Hacker News new | ask | show | jobs
by xrayarx 1155 days ago
Water intrusion in europe-west9-a has caused a multi-cluster failure and has led to an emergency shutdown of multiple zones. We expect general unavailability of the europe-west9 region

https://twitter.com/GCP_Incidents

2 comments

But europe-west9-a is only one zone, why does the whole region fall over as a consequence?
GCP has multiple zones in the same physical building. Not all cloud providers have distinct physical buildings for each Availability Zone.
Do they have an official description what a zone is somewhere?

Back in the days when we had our own data centers a zone was defined as a "fire section" meaning that it should not be impacted if any other zone of the data center had a fire. This obviously means that you can't call 3 floors of a building a zone.

Edit: The information on this site https://cloud.google.com/docs/geography-and-regions#regions_... clearly states that a zone is "physically distinct" so they have some explaining to do.

Edit 2: Sneaky... They changed the status page to say "europe-west9" instead of "europe-west9-a".

I could not find the GCP equivalent to this from AWS:

"AZs are physically separated by a meaningful distance, many kilometers, from any other AZ, although all are within 100 km (60 miles) of each other."

https://aws.amazon.com/about-aws/global-infrastructure/regio...

Physically distinct could refer to distinct hardware in the same building and cage space. It’s “physically distinct”. Google makes no promises that the zones are in different buildings or separated by N feet/miles of space.
AFIK all zones (a, b, and c) have been reported to be down. I'd love to understand ehat happened.
A cooling pipe started leaking and set the batteries on fire.
Probably some dependencies they did not plan for
Switching off all of 1 zone and checking the others aren't impacted is literally step 1 of checking your organisation is truly zonally redundant...
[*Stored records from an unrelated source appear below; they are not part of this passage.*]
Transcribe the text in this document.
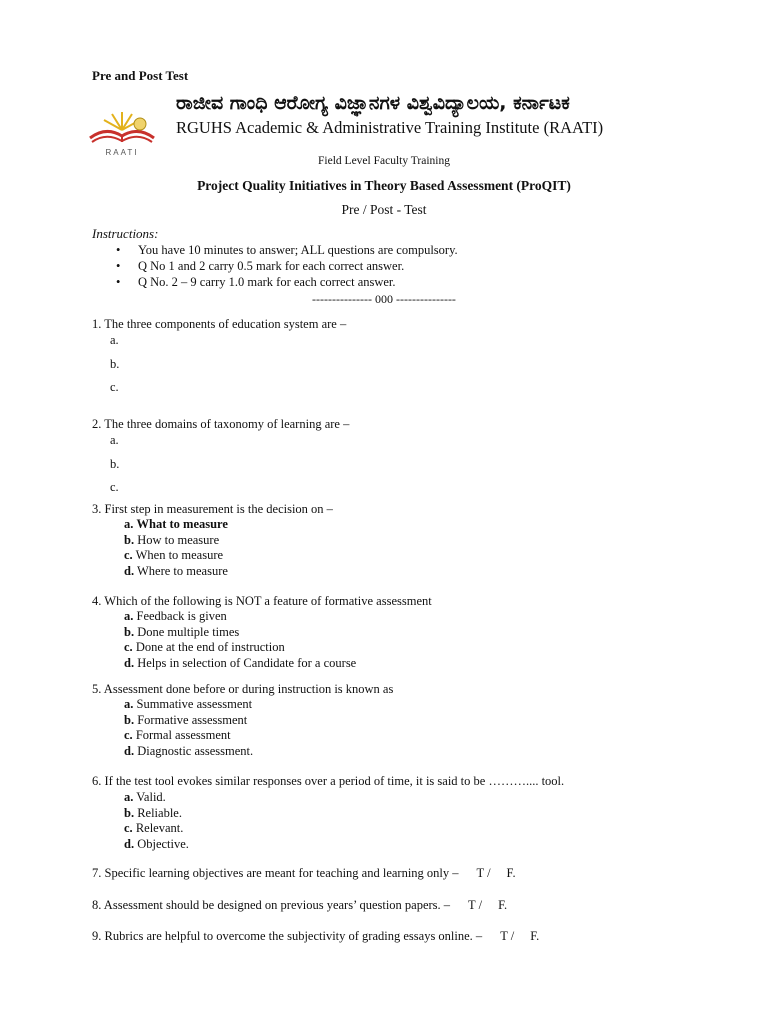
Pre and Post Test
ರಾಜೀವ ಗಾಂಧಿ ಆರೋಗ್ಯ ವಿಜ್ಞಾನಗಳ ವಿಶ್ವವಿದ್ಯಾಲಯ, ಕರ್ನಾಟಕ
RAATI
RGUHS Academic & Administrative Training Institute (RAATI)
Field Level Faculty Training
Project Quality Initiatives in Theory Based Assessment (ProQIT)
Pre / Post - Test
Instructions:
• You have 10 minutes to answer; ALL questions are compulsory.
• Q No 1 and 2 carry 0.5 mark for each correct answer.
• Q No. 2 – 9 carry 1.0 mark for each correct answer.
--------------- 000 ---------------
1. The three components of education system are –
a.
b.
c.
2. The three domains of taxonomy of learning are –
a.
b.
c.
3. First step in measurement is the decision on –
a. What to measure
b. How to measure
c. When to measure
d. Where to measure
4. Which of the following is NOT a feature of formative assessment
a. Feedback is given
b. Done multiple times
c. Done at the end of instruction
d. Helps in selection of Candidate for a course
5. Assessment done before or during instruction is known as
a. Summative assessment
b. Formative assessment
c. Formal assessment
d. Diagnostic assessment.
6. If the test tool evokes similar responses over a period of time, it is said to be ……….... tool.
a. Valid.
b. Reliable.
c. Relevant.
d. Objective.
7. Specific learning objectives are meant for teaching and learning only – T / F.
8. Assessment should be designed on previous years’ question papers. – T / F.
9. Rubrics are helpful to overcome the subjectivity of grading essays online. – T / F.
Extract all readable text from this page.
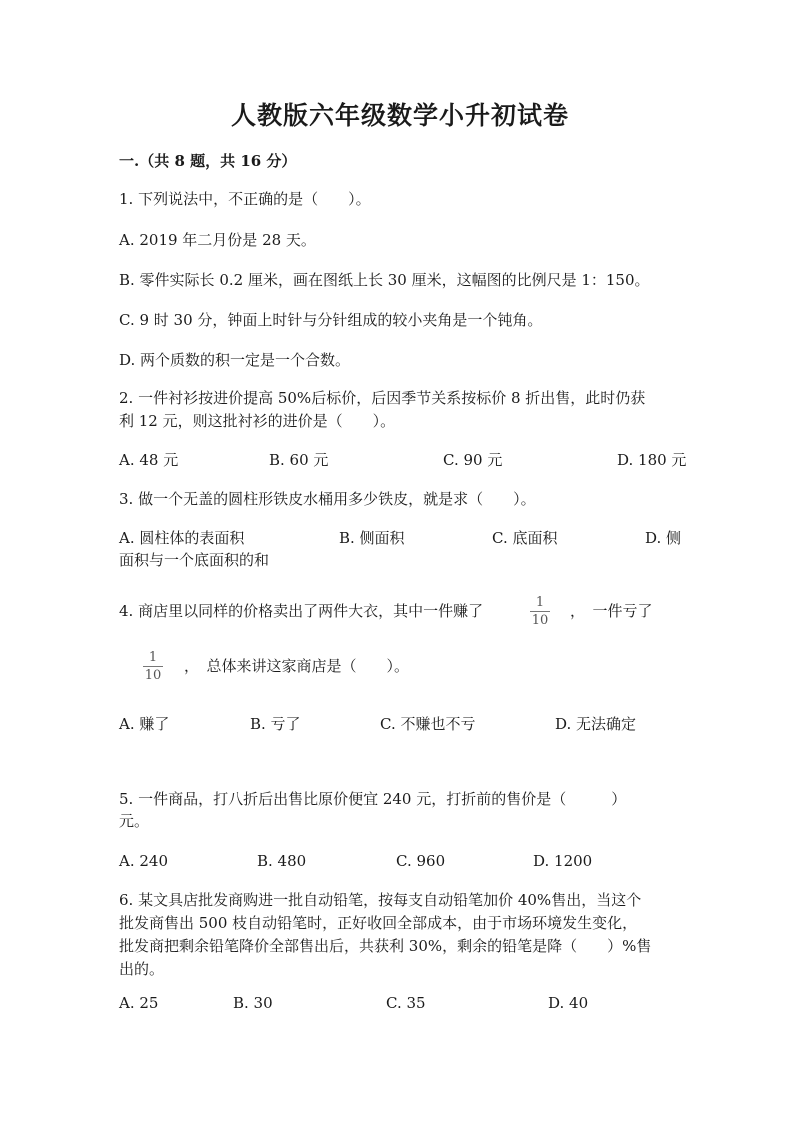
人教版六年级数学小升初试卷
一.（共 8 题，共 16 分）
1. 下列说法中，不正确的是（　　）。
A. 2019 年二月份是 28 天。
B. 零件实际长 0.2 厘米，画在图纸上长 30 厘米，这幅图的比例尺是 1：150。
C. 9 时 30 分，钟面上时针与分针组成的较小夹角是一个钝角。
D. 两个质数的积一定是一个合数。
2. 一件衬衫按进价提高 50%后标价，后因季节关系按标价 8 折出售，此时仍获
利 12 元，则这批衬衫的进价是（　　）。
A. 48 元	B. 60 元	C. 90 元	D. 180 元
3. 做一个无盖的圆柱形铁皮水桶用多少铁皮，就是求（　　）。
A. 圆柱体的表面积	B. 侧面积	C. 底面积	D. 侧
面积与一个底面积的和
4. 商店里以同样的价格卖出了两件大衣，其中一件赚了	1
10
，　一件亏了
1
10
，　总体来讲这家商店是（　　）。
A. 赚了	B. 亏了	C. 不赚也不亏	D. 无法确定
5. 一件商品，打八折后出售比原价便宜 240 元，打折前的售价是（　　　）
元。
A. 240	B. 480	C. 960	D. 1200
6. 某文具店批发商购进一批自动铅笔，按每支自动铅笔加价 40%售出，当这个
批发商售出 500 枝自动铅笔时，正好收回全部成本，由于市场环境发生变化，
批发商把剩余铅笔降价全部售出后，共获利 30%，剩余的铅笔是降（　　）%售
出的。
A. 25	B. 30	C. 35	D. 40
Someone as big as Google ought to have been practicing this automatically every week in a staging environment, and probably at least annually in production.

How large is the flood? How far away are these zones?
It happened at GlobalSwitch Clichy, near Paris. From what I gathered from a french forum[1], it started with a flood and then a fire. No rooms have been affected, apparently.
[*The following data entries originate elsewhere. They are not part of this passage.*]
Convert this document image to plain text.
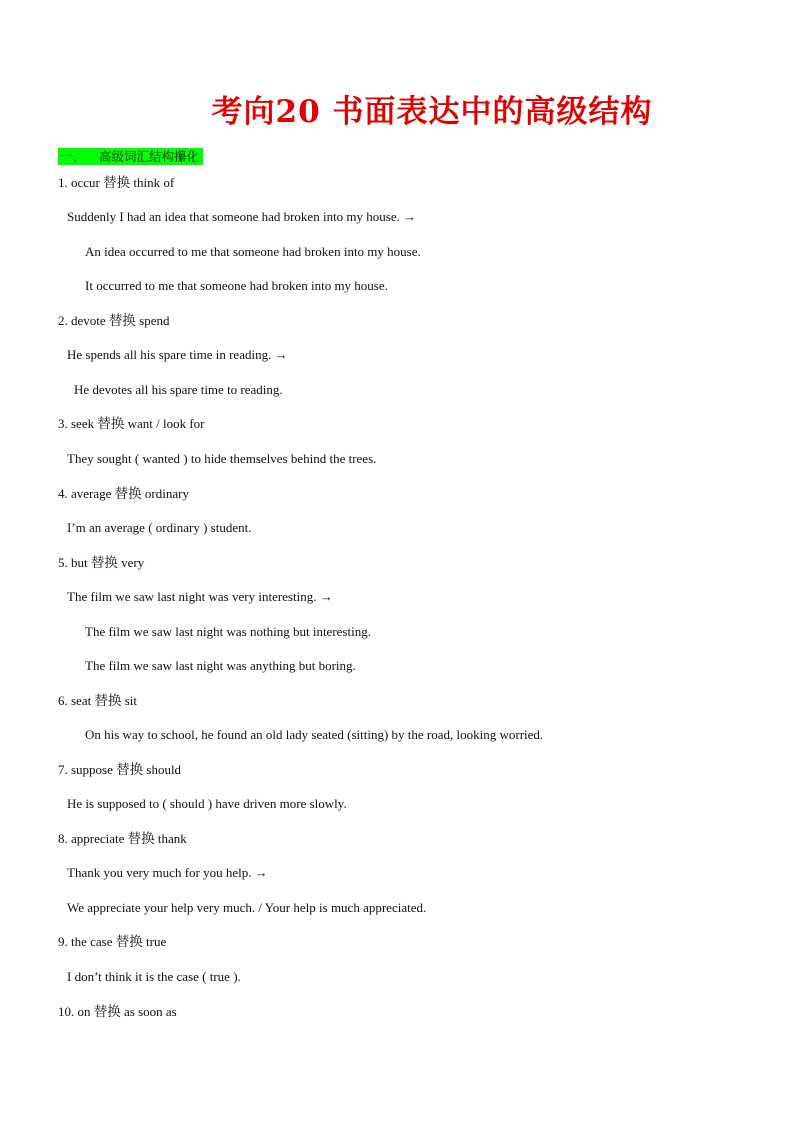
考向20 书面表达中的高级结构
一、 高级词汇结构攥化
1. occur 替换 think of
Suddenly I had an idea that someone had broken into my house. →
An idea occurred to me that someone had broken into my house.
It occurred to me that someone had broken into my house.
2. devote 替换 spend
He spends all his spare time in reading. →
He devotes all his spare time to reading.
3. seek 替换 want / look for
They sought ( wanted ) to hide themselves behind the trees.
4. average 替换 ordinary
I’m an average ( ordinary ) student.
5. but 替换 very
The film we saw last night was very interesting. →
The film we saw last night was nothing but interesting.
The film we saw last night was anything but boring.
6. seat 替换 sit
On his way to school, he found an old lady seated (sitting) by the road, looking worried.
7. suppose 替换 should
He is supposed to ( should ) have driven more slowly.
8. appreciate 替换 thank
Thank you very much for you help. →
We appreciate your help very much. / Your help is much appreciated.
9. the case 替换 true
I don’t think it is the case ( true ).
10. on 替换 as soon as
[1]: https://lafibre.info/datacenter/incendie-maitrise-globalswit...

Cooling pump failure lead to water leaking into the UPS room. Batteries caught fire and firefighters can't access the room. Fire is contained although.
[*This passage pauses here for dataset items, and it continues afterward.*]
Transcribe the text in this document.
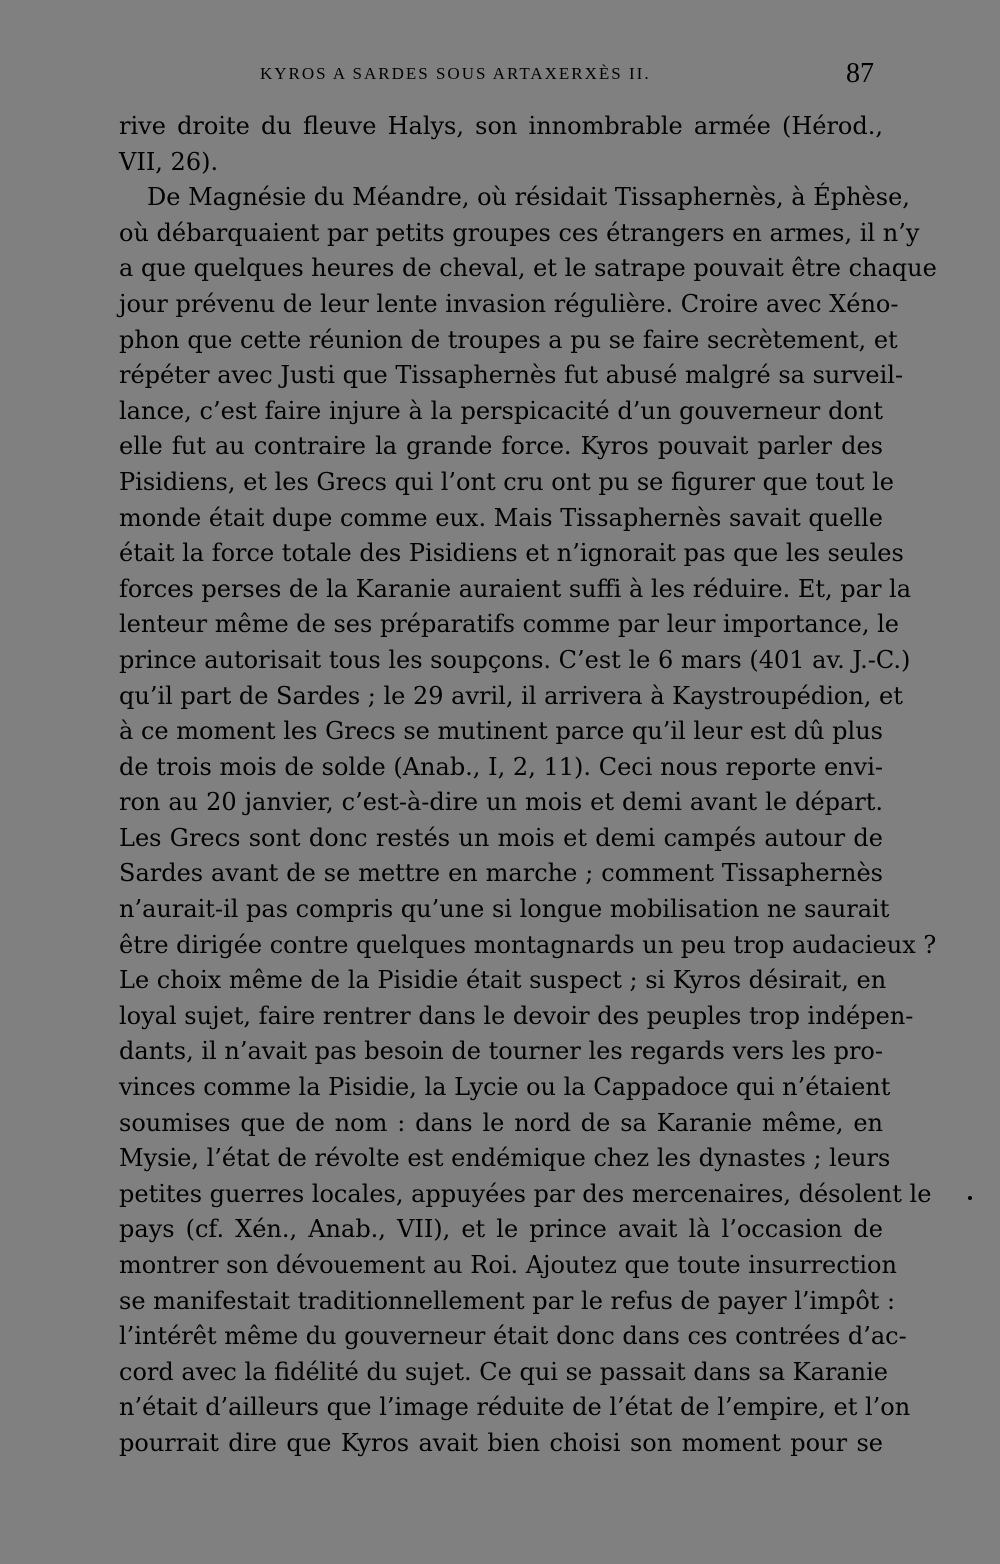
KYROS A SARDES SOUS ARTAXERXÈS II.	87
rive droite du fleuve Halys, son innombrable armée (Hérod.,
VII, 26).
De Magnésie du Méandre, où résidait Tissaphernès, à Éphèse,
où débarquaient par petits groupes ces étrangers en armes, il n’y
a que quelques heures de cheval, et le satrape pouvait être chaque
jour prévenu de leur lente invasion régulière. Croire avec Xéno-
phon que cette réunion de troupes a pu se faire secrètement, et
répéter avec Justi que Tissaphernès fut abusé malgré sa surveil-
lance, c’est faire injure à la perspicacité d’un gouverneur dont
elle fut au contraire la grande force. Kyros pouvait parler des
Pisidiens, et les Grecs qui l’ont cru ont pu se figurer que tout le
monde était dupe comme eux. Mais Tissaphernès savait quelle
était la force totale des Pisidiens et n’ignorait pas que les seules
forces perses de la Karanie auraient suffi à les réduire. Et, par la
lenteur même de ses préparatifs comme par leur importance, le
prince autorisait tous les soupçons. C’est le 6 mars (401 av. J.-C.)
qu’il part de Sardes ; le 29 avril, il arrivera à Kaystroupédion, et
à ce moment les Grecs se mutinent parce qu’il leur est dû plus
de trois mois de solde (Anab., I, 2, 11). Ceci nous reporte envi-
ron au 20 janvier, c’est-à-dire un mois et demi avant le départ.
Les Grecs sont donc restés un mois et demi campés autour de
Sardes avant de se mettre en marche ; comment Tissaphernès
n’aurait-il pas compris qu’une si longue mobilisation ne saurait
être dirigée contre quelques montagnards un peu trop audacieux ?
Le choix même de la Pisidie était suspect ; si Kyros désirait, en
loyal sujet, faire rentrer dans le devoir des peuples trop indépen-
dants, il n’avait pas besoin de tourner les regards vers les pro-
vinces comme la Pisidie, la Lycie ou la Cappadoce qui n’étaient
soumises que de nom : dans le nord de sa Karanie même, en
Mysie, l’état de révolte est endémique chez les dynastes ; leurs
petites guerres locales, appuyées par des mercenaires, désolent le
pays (cf. Xén., Anab., VII), et le prince avait là l’occasion de
montrer son dévouement au Roi. Ajoutez que toute insurrection
se manifestait traditionnellement par le refus de payer l’impôt :
l’intérêt même du gouverneur était donc dans ces contrées d’ac-
cord avec la fidélité du sujet. Ce qui se passait dans sa Karanie
n’était d’ailleurs que l’image réduite de l’état de l’empire, et l’on
pourrait dire que Kyros avait bien choisi son moment pour se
(this was at ~10-11 am GMT+2 time)

Edit:

Fire is extinguished (~3pm GMT+2)

https://www.mail-archive.com/frnog@frnog.org/msg72320.html

https://www.mail-archive.com/frnog@frnog.org/msg72323.html

https://www.mail-archive.com/frnog@frnog.org/msg72327.html

I'm getting horrible flashbacks of OVH DC's those many years ago.
THAT was many years ago? Felt like yesterday
A bit more than 2 years: https://www.datacenterdynamics.com/en/news/fire-destroys-ovh...

I thought it was less than 12 months...

It does feel like yesterday but yeah was a couple years back !
We were impacted at a previous company, luckily we had solid backup, so everything was back online a few hours after.

Still, it was kinda fun to go to work and learn that the corporate website literally went up in flames.

What a disaster. A datacenter made out of wood, what could go wrong ...
If it's the one in Clichy I'm thinking of it's dug into the embankment that lines a railway basin, so... yeah, floods suck.
It is the Clichy's one. It's not that dug into, where did you get that from? (Used to work there circa 2010). I think the water retention made its way to the battery rooms. No recent floods (nor rain) in Paris (nor most of france) lately.